Universities have always stood for something bigger than the academic programs they provide. They are meant to develop the best traits of humanity, of citizenship, and of community. They are supposed to stand for something and contribute to a better world. As Nelson Mandela said, “Education is the most powerful weapon with which you can change the world.”  

So SNHU will work to be better, both for the 35,000 students of color we serve and in meeting our educational goals for all students. We will take these steps:

  • After consultation with the SNHU Board of Trustees, we are announcing a trustee-designated Social Justice Fund to address the inequities that too often get in the way of students completing their education. A task force will determine the best ways to use those funds and will consider ideas such as computers and connectivity for those struggling with access, an emergency relief fund, and transportation subsidies. We hope to roll out that program in the coming weeks.
  • We will review our general education program and majors, especially Criminal Justice and Justice Studies, to more directly address issues of race and equity, not as a single course, but as an ethos that runs throughout an SNHU education.  
  • We will expand our work with some of the most underserved populations in the country. We commit to being in communities of color with affordable degree programs tied to opportunity and to being culturally informed and responsive to the trauma of those communities.  

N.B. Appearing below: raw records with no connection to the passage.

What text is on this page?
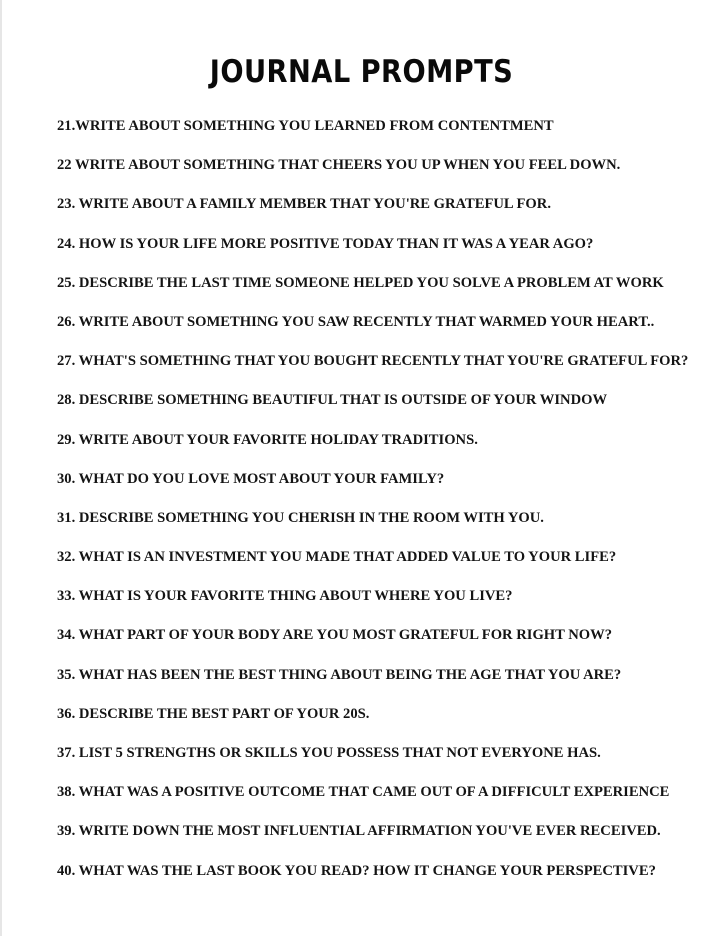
JOURNAL PROMPTS
21.WRITE ABOUT SOMETHING YOU LEARNED FROM CONTENTMENT
22 WRITE ABOUT SOMETHING THAT CHEERS YOU UP WHEN YOU FEEL DOWN.
23. WRITE ABOUT A FAMILY MEMBER THAT YOU'RE GRATEFUL FOR.
24. HOW IS YOUR LIFE MORE POSITIVE TODAY THAN IT WAS A YEAR AGO?
25. DESCRIBE THE LAST TIME SOMEONE HELPED YOU SOLVE A PROBLEM AT WORK
26. WRITE ABOUT SOMETHING YOU SAW RECENTLY THAT WARMED YOUR HEART..
27. WHAT'S SOMETHING THAT YOU BOUGHT RECENTLY THAT YOU'RE GRATEFUL FOR?
28. DESCRIBE SOMETHING BEAUTIFUL THAT IS OUTSIDE OF YOUR WINDOW
29. WRITE ABOUT YOUR FAVORITE HOLIDAY TRADITIONS.
30. WHAT DO YOU LOVE MOST ABOUT YOUR FAMILY?
31. DESCRIBE SOMETHING YOU CHERISH IN THE ROOM WITH YOU.
32. WHAT IS AN INVESTMENT YOU MADE THAT ADDED VALUE TO YOUR LIFE?
33. WHAT IS YOUR FAVORITE THING ABOUT WHERE YOU LIVE?
34. WHAT PART OF YOUR BODY ARE YOU MOST GRATEFUL FOR RIGHT NOW?
35. WHAT HAS BEEN THE BEST THING ABOUT BEING THE AGE THAT YOU ARE?
36. DESCRIBE THE BEST PART OF YOUR 20S.
37. LIST 5 STRENGTHS OR SKILLS YOU POSSESS THAT NOT EVERYONE HAS.
38. WHAT WAS A POSITIVE OUTCOME THAT CAME OUT OF A DIFFICULT EXPERIENCE
39. WRITE DOWN THE MOST INFLUENTIAL AFFIRMATION YOU'VE EVER RECEIVED.
40. WHAT WAS THE LAST BOOK YOU READ? HOW IT CHANGE YOUR PERSPECTIVE?
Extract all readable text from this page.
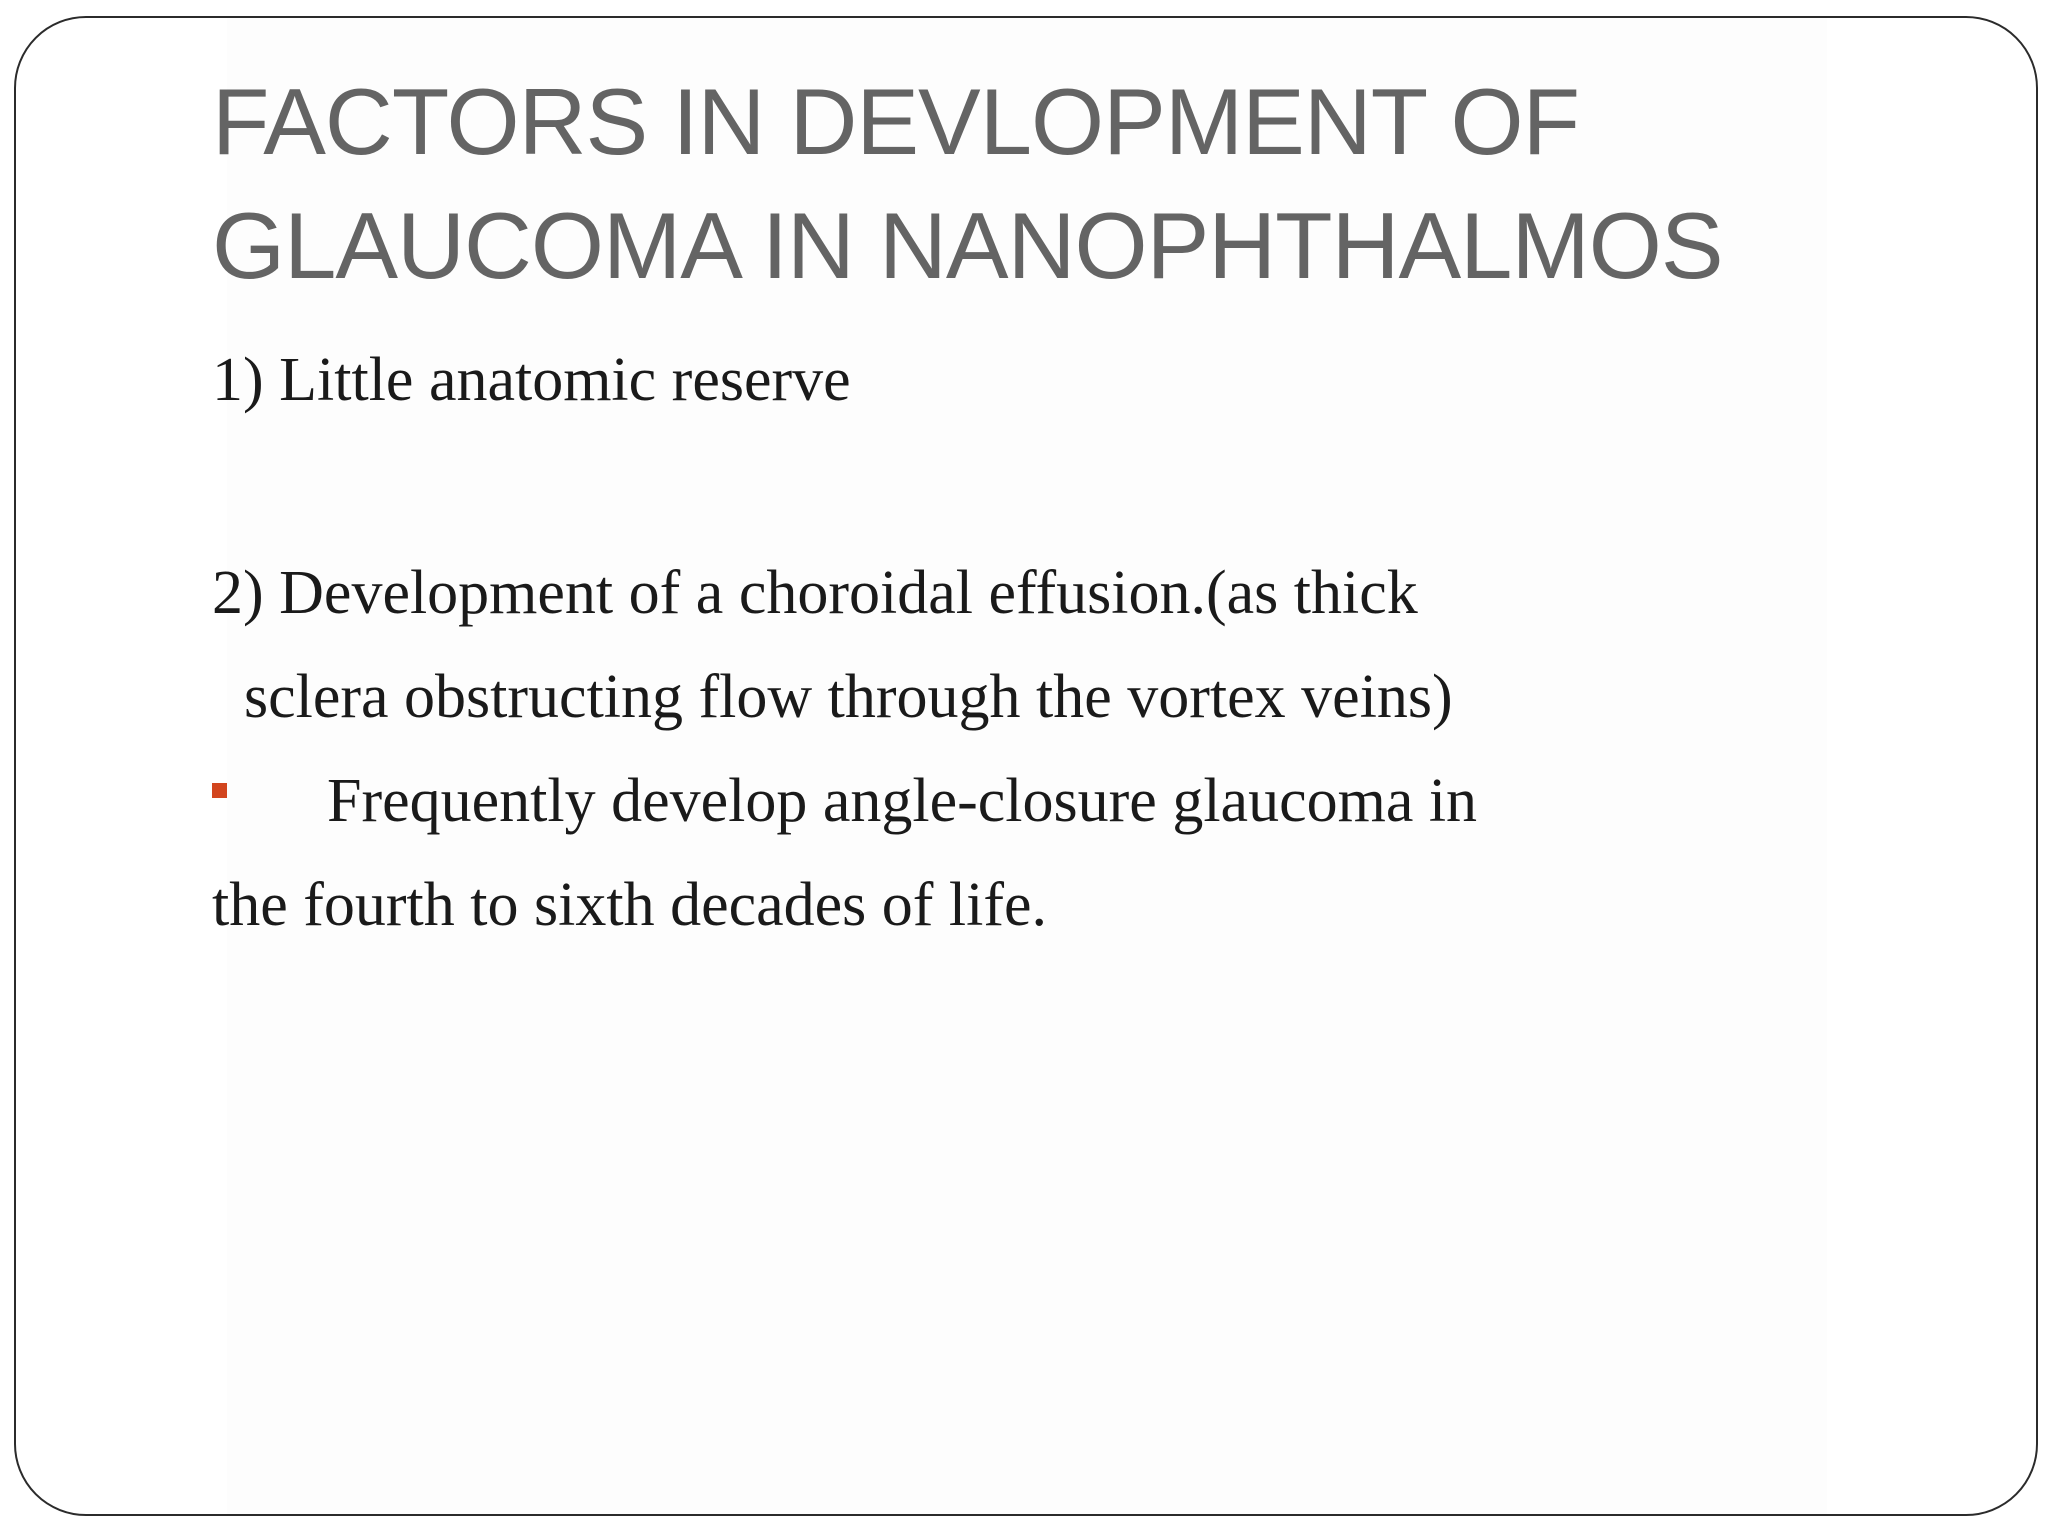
FACTORS IN DEVLOPMENT OF
GLAUCOMA IN NANOPHTHALMOS
1) Little anatomic reserve
2) Development of a choroidal effusion.(as thick
sclera obstructing flow through the vortex veins)
Frequently develop angle-closure glaucoma in
the fourth to sixth decades of life.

We have students, faculty, staff, and alumni who fought for social justice their whole lives and who are part of the peaceful protests happening across our country. Others are asking what they can do with their feelings of despair and helplessness and desire to help. I might start with empathy for those reeling with pain and righteous anger, with action that includes voting in November, and then finding ways to offer solidarity and support for all people of color in our community. Our country may be broken today, but we can only work toward healing if we do it together.

I often say SNHU is in the business of hope, and the steps we are taking are meant to offer hope and empowerment to those who have felt too little of either for too long.